Der Regisseur Hosoda Mamoru hat vor zehn Jahren einen der schönsten Animes der Filmgeschichte gemacht, Ame & Yuki. Der Trailer zu seinem neuen Film Belle deutet auf den in dieser Woche filmästhetisch avanciertesten Film hin und sieht auch sonst in jeder Hinsicht wie ein Versprechen aus. Eine bildgewaltige Version des Die-Schöne-und-das-Biest-Motivs, das in eine stimmige Teenage-Metaverse-Konstruktion eingebettet ist. (filmfilter-Autorin Alexandra Seitz hat übrigens hier über Hosodas grenzgängerisches Schaffen geschrieben.)
Vom letzten Lebensdrittel hingegen handelt Wendla Nölles Spielfilmdebüt Ein großes Versprechen, das zu den seltenen Filmen gehört, in denen ein seit Jahrzehnten verheiratetes Paar im Mittelpunkt steht (ein tolles Beispiel ist 45 Years von Andrew Haigh). Juditha (Dagmar Manzel) und Erik (Rolf Lassgård) führen eine glückliche Ehe. Mit der Pensionierung Eriks sortiert sich das Leben noch einmal neu. Juditha hat Multiple Sklerose, und Erik bekommt angesichts der zunehmenden Enge zu Hause immer wieder Fluchtimpulse. Es entsteht eine destruktive Dynamik, und Ein großes Versprechen legt Wert darauf, sich nicht auf eine Seite zu stellen. Der Rezensent vom Filmdienst sah ein „eindringliches kammerspielartiges Seniorendrama ohne einseitige Parteinahme und mit viel Fingerspitzengefühl in der Ausmalung der seelischen Nöte“.
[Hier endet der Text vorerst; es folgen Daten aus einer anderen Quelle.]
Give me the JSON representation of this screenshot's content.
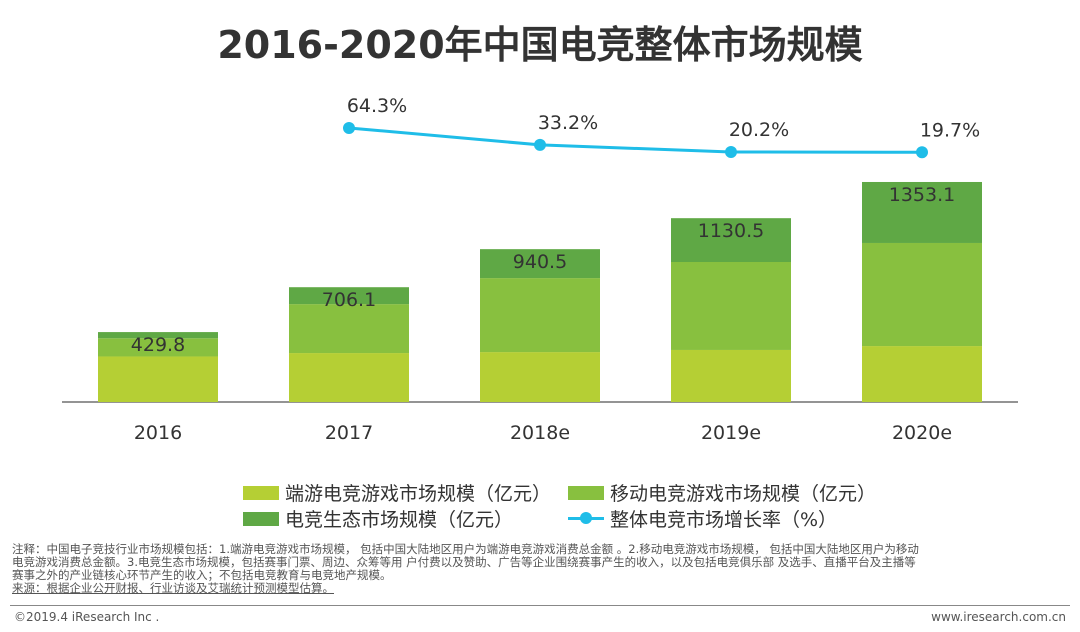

Daran, wie lustig die Ehe auch sein kann, erinnert einen Michael Kreihsls Risiken und Nebenwirkungen, der im Wesentlichen von der Idee zehrt, dass sie (Inka Friedrich) eine neue Niere braucht und er (Samuel Finzi) keine spenden will. Das läuft in der Konsequenz dann schnurstracks auf Boulevardtheater im Leinwandformat hinaus. Was ja nichts per se Schlechtes sein muss.
Zum Schluss noch was Lautes, Erleichterndes: Total Thrash – The Teutonic Story dokumentiert die Entstehung des Thrash Metal in Deutschland und hier vor allem im Ruhrgebiet. Die inzwischen auf Youtube zu findende ARD-Doku Thrash, Altenessen ist zwar in alle Ewigkeit unschlagbar. Aber Regisseur Daniel Hofmann hat mit den bekannten Verdächtigen im Gepäck (Kreator, Sodom, Destruction, Tankard) ein stimmungsvolles Ruhrpott-Porträt geschaffen, das Spaß macht und schön Krach schlägt.